Pathways & interactions
DNA mismatch repair MutH/Restriction endonuclease, type II (IPR011337)
Short name: DNA_rep_MutH/RE_typeII
- Restriction endonuclease type II-like (IPR011335)
- DNA mismatch repair MutH/Restriction endonuclease, type II (IPR011337)
There are four classes of restriction endonucleases: types I, II,III and IV. All types of enzymes recognise specific short DNA sequences and carry out the endonucleolytic cleavage of DNA to give specific double-stranded fragments with terminal 5'-phosphates. They differ in their recognition sequence, subunit composition, cleavage position, and cofactor requirements [PMID: 15121719, PMID: 12665693], as summarised below:
- Type I enzymes (EC:18.104.22.168) cleave at sites remote from recognition site; require both ATP and S-adenosyl-L-methionine to function; multifunctional protein with both restriction and methylase (EC:22.214.171.124) activities.
- Type II enzymes (EC:126.96.36.199) cleave within or at short specific distances from recognition site; most require magnesium; single function (restriction) enzymes independent of methylase.
- Type III enzymes (EC:188.8.131.52) cleave at sites a short distance from recognition site; require ATP (but doesn't hydrolyse it); S-adenosyl-L-methionine stimulates reaction but is not required; exists as part of a complex with a modification methylase methylase (EC:184.108.40.206).
- Type IV enzymes target methylated DNA.
Type II restriction endonucleases (EC:220.127.116.11) are components of prokaryotic DNA restriction-modification mechanisms that protect the organism against invading foreign DNA. These site-specific deoxyribonucleases catalyse the endonucleolytic cleavage of DNA to give specific double-stranded fragments with terminal 5'-phosphates. Of the 3000 restriction endonucleases that have been characterised, most are homodimeric or tetrameric enzymes that cleave target DNA at sequence-specific sites close to the recognition site. For homodimeric enzymes, the recognition site is usually a palindromic sequence 4-8 bp in length. Most enzymes require magnesium ions as a cofactor for catalysis.
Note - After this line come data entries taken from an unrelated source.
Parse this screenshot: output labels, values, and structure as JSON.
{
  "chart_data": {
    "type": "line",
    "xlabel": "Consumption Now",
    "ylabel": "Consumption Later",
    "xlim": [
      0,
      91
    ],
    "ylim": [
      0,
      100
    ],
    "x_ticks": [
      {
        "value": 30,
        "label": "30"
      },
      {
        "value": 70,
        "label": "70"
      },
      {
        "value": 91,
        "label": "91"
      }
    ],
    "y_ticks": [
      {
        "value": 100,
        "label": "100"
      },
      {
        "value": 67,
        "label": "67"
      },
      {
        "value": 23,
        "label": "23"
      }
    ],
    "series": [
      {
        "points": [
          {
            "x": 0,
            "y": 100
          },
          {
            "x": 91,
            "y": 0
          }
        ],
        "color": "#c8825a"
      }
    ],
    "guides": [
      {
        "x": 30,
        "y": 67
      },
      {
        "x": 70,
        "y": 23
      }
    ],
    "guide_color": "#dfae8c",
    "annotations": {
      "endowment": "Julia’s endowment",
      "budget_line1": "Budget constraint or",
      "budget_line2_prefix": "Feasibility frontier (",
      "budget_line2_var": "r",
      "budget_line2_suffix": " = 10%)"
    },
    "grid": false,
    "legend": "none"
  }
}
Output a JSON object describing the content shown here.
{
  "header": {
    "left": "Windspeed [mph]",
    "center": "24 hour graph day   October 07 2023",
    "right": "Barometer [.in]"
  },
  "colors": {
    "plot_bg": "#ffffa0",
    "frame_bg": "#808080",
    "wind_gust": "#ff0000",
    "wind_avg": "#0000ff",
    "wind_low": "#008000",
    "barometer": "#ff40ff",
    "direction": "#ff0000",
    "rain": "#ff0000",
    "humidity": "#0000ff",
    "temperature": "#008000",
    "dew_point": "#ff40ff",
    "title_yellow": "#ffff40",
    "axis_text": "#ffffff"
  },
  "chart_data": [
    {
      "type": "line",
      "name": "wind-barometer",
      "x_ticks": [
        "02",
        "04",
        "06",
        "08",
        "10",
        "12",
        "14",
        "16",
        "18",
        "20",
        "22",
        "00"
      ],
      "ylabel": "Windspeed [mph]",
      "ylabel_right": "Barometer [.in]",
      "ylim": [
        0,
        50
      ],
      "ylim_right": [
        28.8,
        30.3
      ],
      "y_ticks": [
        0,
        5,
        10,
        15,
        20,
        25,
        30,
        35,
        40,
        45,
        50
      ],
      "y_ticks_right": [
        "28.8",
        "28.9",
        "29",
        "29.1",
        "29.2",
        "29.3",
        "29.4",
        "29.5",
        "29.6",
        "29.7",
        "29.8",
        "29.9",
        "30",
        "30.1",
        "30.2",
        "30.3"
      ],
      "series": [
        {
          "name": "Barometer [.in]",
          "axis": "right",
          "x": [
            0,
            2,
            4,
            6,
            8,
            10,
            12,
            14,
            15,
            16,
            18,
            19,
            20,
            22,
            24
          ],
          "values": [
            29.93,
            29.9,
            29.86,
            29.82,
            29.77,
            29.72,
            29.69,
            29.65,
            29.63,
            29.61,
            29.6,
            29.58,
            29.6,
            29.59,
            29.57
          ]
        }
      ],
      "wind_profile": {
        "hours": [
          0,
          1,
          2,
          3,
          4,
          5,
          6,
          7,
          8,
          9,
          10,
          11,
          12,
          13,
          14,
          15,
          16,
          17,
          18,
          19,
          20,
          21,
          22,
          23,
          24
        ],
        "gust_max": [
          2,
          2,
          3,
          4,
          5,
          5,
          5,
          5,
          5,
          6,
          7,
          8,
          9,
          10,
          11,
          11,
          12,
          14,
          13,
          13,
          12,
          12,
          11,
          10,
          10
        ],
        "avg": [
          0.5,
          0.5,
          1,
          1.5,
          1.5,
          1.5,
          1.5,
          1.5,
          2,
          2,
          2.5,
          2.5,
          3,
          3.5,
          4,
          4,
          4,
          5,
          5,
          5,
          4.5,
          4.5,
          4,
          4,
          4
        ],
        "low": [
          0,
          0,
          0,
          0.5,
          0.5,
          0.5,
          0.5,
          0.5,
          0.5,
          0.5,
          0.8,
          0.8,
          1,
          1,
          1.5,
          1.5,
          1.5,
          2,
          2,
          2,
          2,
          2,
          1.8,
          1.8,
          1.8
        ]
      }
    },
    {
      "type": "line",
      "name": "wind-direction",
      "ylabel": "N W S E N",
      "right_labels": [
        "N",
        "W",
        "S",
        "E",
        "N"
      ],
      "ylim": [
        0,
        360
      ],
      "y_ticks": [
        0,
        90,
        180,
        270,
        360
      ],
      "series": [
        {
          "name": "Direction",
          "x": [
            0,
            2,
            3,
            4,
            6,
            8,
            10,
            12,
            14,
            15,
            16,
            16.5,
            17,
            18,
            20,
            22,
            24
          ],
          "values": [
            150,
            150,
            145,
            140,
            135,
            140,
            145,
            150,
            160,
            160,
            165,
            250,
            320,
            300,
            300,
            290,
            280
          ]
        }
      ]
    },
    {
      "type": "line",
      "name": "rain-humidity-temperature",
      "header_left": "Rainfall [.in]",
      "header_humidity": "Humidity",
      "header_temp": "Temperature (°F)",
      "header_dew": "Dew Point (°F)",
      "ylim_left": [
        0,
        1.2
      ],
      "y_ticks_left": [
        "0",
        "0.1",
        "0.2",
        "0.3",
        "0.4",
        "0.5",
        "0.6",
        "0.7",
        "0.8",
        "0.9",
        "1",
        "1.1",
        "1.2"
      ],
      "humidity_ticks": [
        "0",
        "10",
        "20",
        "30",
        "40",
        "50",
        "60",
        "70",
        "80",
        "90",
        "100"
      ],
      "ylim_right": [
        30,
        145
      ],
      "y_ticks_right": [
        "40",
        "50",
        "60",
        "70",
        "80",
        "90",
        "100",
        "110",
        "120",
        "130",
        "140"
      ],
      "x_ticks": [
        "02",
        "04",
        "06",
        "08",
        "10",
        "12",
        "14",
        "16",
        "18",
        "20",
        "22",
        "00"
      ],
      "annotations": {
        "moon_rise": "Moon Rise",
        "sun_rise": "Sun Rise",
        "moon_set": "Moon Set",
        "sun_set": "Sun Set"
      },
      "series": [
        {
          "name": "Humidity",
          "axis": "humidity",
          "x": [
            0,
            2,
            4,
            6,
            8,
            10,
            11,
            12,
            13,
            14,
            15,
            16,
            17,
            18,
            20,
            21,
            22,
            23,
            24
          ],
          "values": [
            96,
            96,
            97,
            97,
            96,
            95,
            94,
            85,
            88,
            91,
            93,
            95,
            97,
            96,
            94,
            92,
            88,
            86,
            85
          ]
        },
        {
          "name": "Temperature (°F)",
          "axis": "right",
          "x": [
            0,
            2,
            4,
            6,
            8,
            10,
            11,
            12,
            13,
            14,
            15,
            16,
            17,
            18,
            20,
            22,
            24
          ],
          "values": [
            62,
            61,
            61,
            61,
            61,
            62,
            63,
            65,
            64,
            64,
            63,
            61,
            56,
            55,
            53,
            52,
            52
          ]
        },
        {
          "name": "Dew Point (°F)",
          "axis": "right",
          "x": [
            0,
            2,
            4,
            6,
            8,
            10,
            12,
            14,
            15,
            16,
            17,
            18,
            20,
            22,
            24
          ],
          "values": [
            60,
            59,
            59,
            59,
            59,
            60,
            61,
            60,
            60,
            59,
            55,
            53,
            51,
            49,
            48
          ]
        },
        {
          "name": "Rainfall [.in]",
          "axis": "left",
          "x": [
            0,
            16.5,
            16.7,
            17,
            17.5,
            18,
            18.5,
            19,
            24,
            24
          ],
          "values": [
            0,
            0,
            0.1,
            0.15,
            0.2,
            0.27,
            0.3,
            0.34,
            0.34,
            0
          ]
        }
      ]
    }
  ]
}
Although they can vary in their mode of recognition, many restriction endonucleases share a similar structural core comprising four beta-strands and one alpha-helix, as well as a similar mechanism of cleavage, suggesting a common ancestral origin [PMID: 15770420]. However, there is still considerable diversity amongst restriction endonucleases [PMID: 14576294, PMID: 11827971]. The target site recognition process triggers large conformational changes of the enzyme and the target DNA, leading to the activation of the catalytic centres. Like other DNA binding proteins, restriction enzymes are capable of non-specific DNA binding as well, which is the prerequisite for efficient target site location by facilitated diffusion. Non-specific binding usually does not involve interactions with the bases but only with the DNA backbone [PMID: 11557805].
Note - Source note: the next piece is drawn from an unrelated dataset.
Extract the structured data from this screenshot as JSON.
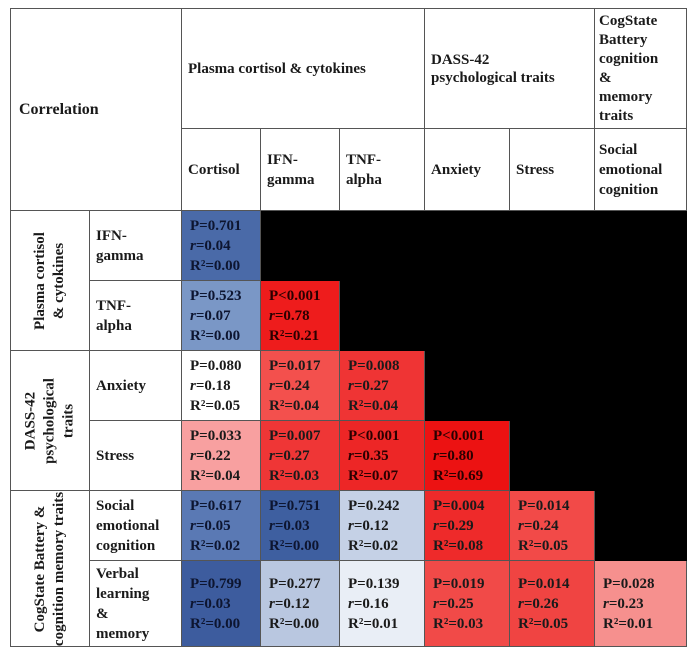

This entry represents restriction endonucleases EcoRV, NaeI, HincII, and Sau3AI, as well as the DNA mismatch repair protein MutH, which are closely related in sequence and structure. EcoRV recognises the DNA sequence GATATC and cleaves after T-1 [PMID: 15170321], NaeI recognises GCCGCC and cleaves after C-2 [PMID: 10856254], HincII recognises GTYRAC and cleaves after the pyrimidine Y [PMID: 15476804], and Sau3AI recognises GATC and cleaves prior to G-1 [PMID: 11316811].
MutH, along with MutS and MutL, is essential for initiation of methyl-directed DNA mismatch repair to correct mistakes made during DNA replication in Escherichia coli. MutH cleaves a newly synthesized and unmethylated daughter strand 5' to the sequence d(GATC) in a hemi-methylated duplex. Activation of MutH requires the recognition of a DNA mismatch by MutS and MutL. With sequence homology to Sau3AI and structural similarity to PvuII endonuclease, MutH shows sequence and structural similarity with PvuII and Sau3AI, indicating a strong relationship with these enzymes through divergent evolution, suggesting that type II restriction endonucleases evolved from a common ancestor [PMID: 9482749].